The Codex’s history before coming into Sassoon’s hands is shrouded in mystery. It can be traced to various passing hands from the 11th to 13th centuries throughout Syria before it disappeared from all knowledge from the late 1400s until a man by the name of Aron Freimann, a scholar of Hebrew manuscripts, reached out to Sassoon in 1929 about purchasing it. What Freimann knew about the Codex’s time from 1400 on is lost as his personal papers were lost when he fled Nazi Germany. 

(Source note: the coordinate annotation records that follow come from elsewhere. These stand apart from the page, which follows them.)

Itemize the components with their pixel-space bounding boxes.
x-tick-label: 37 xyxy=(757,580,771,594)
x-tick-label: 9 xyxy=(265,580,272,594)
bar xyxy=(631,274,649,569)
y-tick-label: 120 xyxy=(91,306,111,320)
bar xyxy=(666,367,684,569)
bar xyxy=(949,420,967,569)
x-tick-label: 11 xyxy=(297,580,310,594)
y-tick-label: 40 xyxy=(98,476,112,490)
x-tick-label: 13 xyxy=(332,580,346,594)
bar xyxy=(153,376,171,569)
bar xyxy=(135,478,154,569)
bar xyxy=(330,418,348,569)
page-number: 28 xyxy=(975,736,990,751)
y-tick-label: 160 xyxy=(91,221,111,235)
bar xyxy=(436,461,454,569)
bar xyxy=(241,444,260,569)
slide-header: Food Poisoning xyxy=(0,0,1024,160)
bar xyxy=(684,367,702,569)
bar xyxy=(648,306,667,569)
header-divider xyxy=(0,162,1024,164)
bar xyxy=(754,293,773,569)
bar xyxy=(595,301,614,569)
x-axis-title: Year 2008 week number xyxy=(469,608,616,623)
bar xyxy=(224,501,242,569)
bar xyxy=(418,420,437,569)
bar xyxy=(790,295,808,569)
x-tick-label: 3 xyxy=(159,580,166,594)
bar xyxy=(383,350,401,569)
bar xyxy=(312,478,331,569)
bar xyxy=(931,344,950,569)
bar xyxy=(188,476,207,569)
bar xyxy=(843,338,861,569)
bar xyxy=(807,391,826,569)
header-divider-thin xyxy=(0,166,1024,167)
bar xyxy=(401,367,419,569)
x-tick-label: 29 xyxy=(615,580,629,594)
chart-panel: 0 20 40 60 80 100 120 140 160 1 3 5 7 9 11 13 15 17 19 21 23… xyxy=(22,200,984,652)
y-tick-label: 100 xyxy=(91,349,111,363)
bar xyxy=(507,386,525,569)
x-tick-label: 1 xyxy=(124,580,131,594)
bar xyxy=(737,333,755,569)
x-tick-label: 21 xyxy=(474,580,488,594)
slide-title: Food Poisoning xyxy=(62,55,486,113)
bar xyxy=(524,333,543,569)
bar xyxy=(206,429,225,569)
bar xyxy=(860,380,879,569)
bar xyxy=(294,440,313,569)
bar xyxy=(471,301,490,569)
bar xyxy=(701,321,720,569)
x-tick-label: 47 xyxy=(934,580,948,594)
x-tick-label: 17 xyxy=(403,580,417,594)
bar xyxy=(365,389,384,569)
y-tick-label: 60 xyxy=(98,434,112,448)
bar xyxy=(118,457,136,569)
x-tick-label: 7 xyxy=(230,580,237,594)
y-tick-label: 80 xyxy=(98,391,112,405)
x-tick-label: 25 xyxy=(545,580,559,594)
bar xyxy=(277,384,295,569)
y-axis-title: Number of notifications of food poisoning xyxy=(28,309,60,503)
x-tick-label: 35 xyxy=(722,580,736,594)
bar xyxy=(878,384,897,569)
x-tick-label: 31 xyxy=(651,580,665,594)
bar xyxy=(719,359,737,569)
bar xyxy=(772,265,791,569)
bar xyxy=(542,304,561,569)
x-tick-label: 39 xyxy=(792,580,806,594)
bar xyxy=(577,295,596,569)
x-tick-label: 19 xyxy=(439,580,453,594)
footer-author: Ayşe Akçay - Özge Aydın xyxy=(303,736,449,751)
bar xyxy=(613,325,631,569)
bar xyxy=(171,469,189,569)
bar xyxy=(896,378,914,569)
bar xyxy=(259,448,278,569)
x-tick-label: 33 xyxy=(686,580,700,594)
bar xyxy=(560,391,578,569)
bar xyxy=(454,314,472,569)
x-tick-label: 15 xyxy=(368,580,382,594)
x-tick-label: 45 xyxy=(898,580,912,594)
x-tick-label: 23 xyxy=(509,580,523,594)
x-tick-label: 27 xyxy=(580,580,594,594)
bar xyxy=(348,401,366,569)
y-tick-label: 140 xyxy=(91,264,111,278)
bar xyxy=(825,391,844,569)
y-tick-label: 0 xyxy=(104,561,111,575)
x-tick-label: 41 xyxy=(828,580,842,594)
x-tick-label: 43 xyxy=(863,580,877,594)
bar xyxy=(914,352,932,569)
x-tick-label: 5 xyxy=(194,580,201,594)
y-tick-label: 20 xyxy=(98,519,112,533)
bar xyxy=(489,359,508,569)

Sotheby’s stressed the Codex’s importance to the transference of the Bible, acting as a “crucial bridge” between the Dead Sea scrolls, which contain the earliest writings of the Hebrew Bible and has been dated from the 3rd century BC to the 1st century AD. “It standardized and stabilized the Hebrew text of the Bible,” said Sharon Mintz, senior Judaica specialist at Sotheby’s. Because of the Codex’s age and contribution to history, the Codex could very well become the most expensive historical document ever, with some estimating it could sell for up to $50 million. Mintz stressed the uniqueness of the Codex, saying, “This is one of the world’s greatest treasures. We looked at other items that have sold recently and priced it according to how highly we value it and how highly the world will value it. This is a once-in-a-generation opportunity.”